[voiserPlayer]
*Makaleyi özetle okumak isterseniz; sadece kalın yazıyla çizilmiş alanları tarayabilirsiniz.
Daha düne kadar bildiğimiz dünya, bugün Covid-19 ile radikal bir şekilde değişiyor. Uzun bir süredir ilk kez tüm dünya bir arada değişimi iliklerimize kadar hissediyoruz.
Nasıl yaşadığımız, nasıl çalıştığımız, nasıl sosyalleştiğimiz ve paranın dolaşımı; hepsi hızla değişiyor.
Covid-19 salgını bittiğinde kuvvetle muhtemel uluslararası sistem, dayanışma temelli ve vicdani yeniden bir inşa sürecine yönelecektir. Bu inşayı özellikle sosyal güvenlik, sağlık, istihdam ve çevre alanlarında gözlemleyeceğiz. Temelini ortak işbirliğine dayandıran bölgesel ekonomik-siyasi birlikler varoluş amaçlarını sorgulayacaklardır. Avrupa Birliği örneğine bakıldığında, karar alma mekanizmalarındaki hantal yapısıyla zaten eleştirilen Birliğin, pandemiye karşı tutuk tavrına ve çözüm getiremeyişine cevap olarak bir yeniden yapılanmaya gideceğini görebiliriz.
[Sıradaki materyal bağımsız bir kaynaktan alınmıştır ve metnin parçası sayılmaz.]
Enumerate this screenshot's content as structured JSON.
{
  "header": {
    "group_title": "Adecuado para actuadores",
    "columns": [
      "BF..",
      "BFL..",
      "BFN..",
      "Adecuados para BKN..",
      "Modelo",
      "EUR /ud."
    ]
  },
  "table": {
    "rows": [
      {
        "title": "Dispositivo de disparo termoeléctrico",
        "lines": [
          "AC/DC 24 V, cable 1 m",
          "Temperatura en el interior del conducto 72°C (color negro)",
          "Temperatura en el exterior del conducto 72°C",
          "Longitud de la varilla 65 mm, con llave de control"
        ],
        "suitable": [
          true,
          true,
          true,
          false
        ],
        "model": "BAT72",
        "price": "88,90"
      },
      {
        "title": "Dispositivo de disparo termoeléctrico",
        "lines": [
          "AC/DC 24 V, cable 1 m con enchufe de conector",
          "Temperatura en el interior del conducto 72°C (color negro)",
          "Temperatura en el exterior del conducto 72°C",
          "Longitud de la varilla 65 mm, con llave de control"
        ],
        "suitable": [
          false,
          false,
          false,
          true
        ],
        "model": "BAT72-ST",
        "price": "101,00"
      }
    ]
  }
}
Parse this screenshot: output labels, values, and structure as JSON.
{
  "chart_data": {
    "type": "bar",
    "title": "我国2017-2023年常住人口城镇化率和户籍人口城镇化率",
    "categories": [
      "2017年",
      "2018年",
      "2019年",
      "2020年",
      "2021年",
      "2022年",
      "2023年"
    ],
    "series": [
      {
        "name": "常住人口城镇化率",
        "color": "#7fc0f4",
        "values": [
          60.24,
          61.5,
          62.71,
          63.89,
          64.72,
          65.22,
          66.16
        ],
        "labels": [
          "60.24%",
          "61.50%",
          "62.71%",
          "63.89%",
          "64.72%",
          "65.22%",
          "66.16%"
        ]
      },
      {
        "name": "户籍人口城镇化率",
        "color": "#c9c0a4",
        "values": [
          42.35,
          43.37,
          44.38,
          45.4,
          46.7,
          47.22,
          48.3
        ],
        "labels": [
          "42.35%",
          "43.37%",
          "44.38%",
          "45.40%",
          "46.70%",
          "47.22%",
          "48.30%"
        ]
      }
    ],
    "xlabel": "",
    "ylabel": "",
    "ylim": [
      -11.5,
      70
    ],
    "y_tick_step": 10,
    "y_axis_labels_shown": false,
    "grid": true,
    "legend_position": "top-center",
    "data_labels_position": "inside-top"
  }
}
Kaçınılmaz olacak ki, bizi önümüzdeki günlerde derin bir küresel durgunluk, iş gücü piyasalarının çöküşü ve tüketici harcamalarının buharlaşması bekliyor. Hatırlarsanız, 2008 Ekonomik Krizi’nde hükûmetleri harekete geçiren senaryo, ATM’lerden para çekilememe ihtimaliydi. Eğer insanlar evlerinden çıkmayı bırakırlarsa, o zaman paranın dolaşımı da durma noktasına gelecektir.
Küçük işletmeler, çalışanlarını korkutucu bir hızla kaybederken, Amazon ABD’de 100.000 çalışana daha ihtiyaç duyduğunu ilan etti. Amazon’un bu ilanı bize gelecek günlerin dijital platform devlerinin amansız büyüyebileceğini ve dijital girişimlere olan eğilimin kat be kat artacağını işaret ediyor. Ticarette sürdürülebilir olmanın kuralları yeniden yazılacak.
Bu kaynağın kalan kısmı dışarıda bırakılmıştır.